I woke up this morning with a start.  Today was our last day in Ibanda.  It was Sunday so my family and I had a short service at our house we were staying at.  I took my malaria pills and lay in bed to read.  A breakfast consisting of oatmeal began the rest of the day.  Matayo came over for the first time during our stay wearing his new medal.  We gave him some of our old clothes, and they fit him well.  When we gave him a school scholarship for one year with leftover mission money, he couldn’t stop thanking us.

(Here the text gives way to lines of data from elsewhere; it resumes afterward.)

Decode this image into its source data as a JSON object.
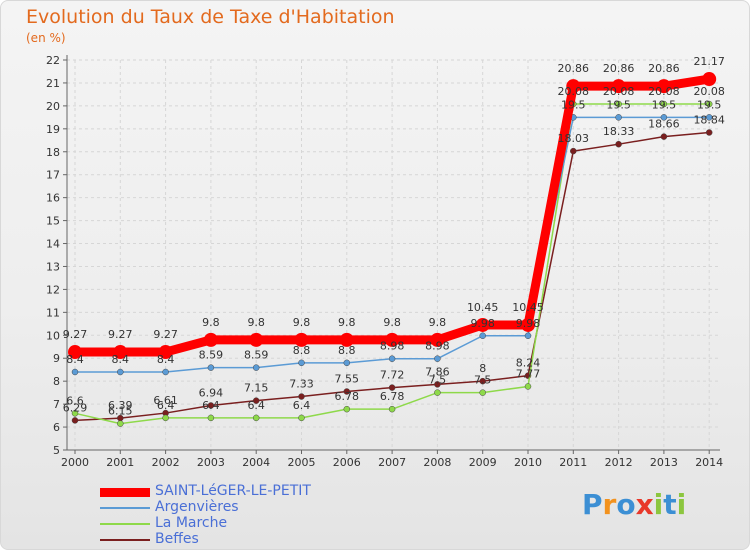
{
  "chart_data": {
    "type": "line",
    "title": "Evolution du Taux de Taxe d'Habitation",
    "subtitle": "(en %)",
    "x": [
      "2000",
      "2001",
      "2002",
      "2003",
      "2004",
      "2005",
      "2006",
      "2007",
      "2008",
      "2009",
      "2010",
      "2011",
      "2012",
      "2013",
      "2014"
    ],
    "ylim": [
      5,
      22
    ],
    "yticks": [
      5,
      6,
      7,
      8,
      9,
      10,
      11,
      12,
      13,
      14,
      15,
      16,
      17,
      18,
      19,
      20,
      21,
      22
    ],
    "grid": true,
    "series": [
      {
        "name": "SAINT-LéGER-LE-PETIT",
        "color": "#ff0000",
        "values": [
          9.27,
          9.27,
          9.27,
          9.8,
          9.8,
          9.8,
          9.8,
          9.8,
          9.8,
          10.45,
          10.45,
          20.86,
          20.86,
          20.86,
          21.17
        ],
        "labels": [
          "9.27",
          "9.27",
          "9.27",
          "9.8",
          "9.8",
          "9.8",
          "9.8",
          "9.8",
          "9.8",
          "10.45",
          "10.45",
          "20.86",
          "20.86",
          "20.86",
          "21.17"
        ]
      },
      {
        "name": "Argenvières",
        "color": "#5b9bd5",
        "values": [
          8.4,
          8.4,
          8.4,
          8.59,
          8.59,
          8.8,
          8.8,
          8.98,
          8.98,
          9.98,
          9.98,
          19.5,
          19.5,
          19.5,
          19.5
        ],
        "labels": [
          "8.4",
          "8.4",
          "8.4",
          "8.59",
          "8.59",
          "8.8",
          "8.8",
          "8.98",
          "8.98",
          "9.98",
          "9.98",
          "19.5",
          "19.5",
          "19.5",
          "19.5"
        ]
      },
      {
        "name": "La Marche",
        "color": "#8ed94a",
        "values": [
          6.6,
          6.15,
          6.4,
          6.4,
          6.4,
          6.4,
          6.78,
          6.78,
          7.5,
          7.5,
          7.77,
          20.08,
          20.08,
          20.08,
          20.08
        ],
        "labels": [
          "6.6",
          "6.15",
          "6.4",
          "6.4",
          "6.4",
          "6.4",
          "6.78",
          "6.78",
          "7.5",
          "7.5",
          "7.77",
          "20.08",
          "20.08",
          "20.08",
          "20.08"
        ]
      },
      {
        "name": "Beffes",
        "color": "#7a1f1f",
        "values": [
          6.29,
          6.39,
          6.61,
          6.94,
          7.15,
          7.33,
          7.55,
          7.72,
          7.86,
          8.0,
          8.24,
          18.03,
          18.33,
          18.66,
          18.84
        ],
        "labels": [
          "6.29",
          "6.39",
          "6.61",
          "6.94",
          "7.15",
          "7.33",
          "7.55",
          "7.72",
          "7.86",
          "8",
          "8.24",
          "18.03",
          "18.33",
          "18.66",
          "18.84"
        ]
      }
    ],
    "legend": "bottom-left"
  },
  "logo": {
    "letters": [
      "P",
      "r",
      "o",
      "x",
      "i",
      "t",
      "i"
    ],
    "colors": [
      "#3c8fd4",
      "#f2921e",
      "#3c8fd4",
      "#e8382a",
      "#8cc63f",
      "#3c8fd4",
      "#8cc63f"
    ]
  }
}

Hangson came over without Habert, and when I asked him why, he said Habert could not find his clothes.  I told Hangson to ride back on his bike (he came by bicycle) and retrieve Habert to say bye.  Twenty minutes later, Habert and Hangson were both there.  We gave them school scholarships for one term (they were in secondary school) and they each got a pocket knife.  We said our goodbyes to our new friends as they left.  Some kids that were staying in Mugisa’s boy quarters named Sunday and Kule (pronounced cool-e) gave us handmade soccer balls.  We thanked them and went down to the computer stations (computer lab) with Mom and Dad.  For some reason, Matayo was there and we chased little Ugandan kids until we left.  Mom and Dad were busy on the computer.  After having fun playing (or scaring) little kids, we went home and ate dinner.  Then, being tired from all the goodbyes, we went to bed.

 

Day 20

I woke up this morning at 8:00am, sad that we were leaving.  I would say it was bittersweet leaving Ibanda.  We were sad to leave our new friends and the culture, but happy to be going to a nicer place (money wise).  We wolfed down breakfast and our malaria pills, then got in the car, ready to go.  We had packed the day before.  Johnson drove us out of Ibanda, and we all said our goodbyes to the small village.

 Day 27

I slept in this morning.  It was our last day in Uganda to relax.  I took malaria pills, had a cup of tea, and ate breakfast.  By the way, last night we went on a horseback ride.  Mom and I rode first, as a guide walked the horses through the reserve.  We saw a few baboons in the distance, and warthogs.  We also saw Kob, orabee (I’m not sure about the spelling) and a few other animals.  Back to today.  Benjamin and I rested and hung out.  We jumped on the trampoline a lot, and got hot and sweaty.  We then ran and jumped in the pool.  We played hearts with Dad, and played in the pool a lot.  Benjamin and I made two hilarious music videos and Dad was videoing.  We ate lunch, and then walked down to the Lake Albert.  We watched the lake ripple when people stepped in the water.  After that, we layed in bed or swam until dinner.  We ate dinner, brushed our teeth, and went to bed.

 

 

 

Day 28

We packed our bags into Johnson’s car this morning and took our malaria pills.  We had a good breakfast.  The hotel packed us lunch for the road.  It was our last day that we had all 24 hours in Uganda.



 
The Wagners went to Uganda on a mission trip from North Carolina.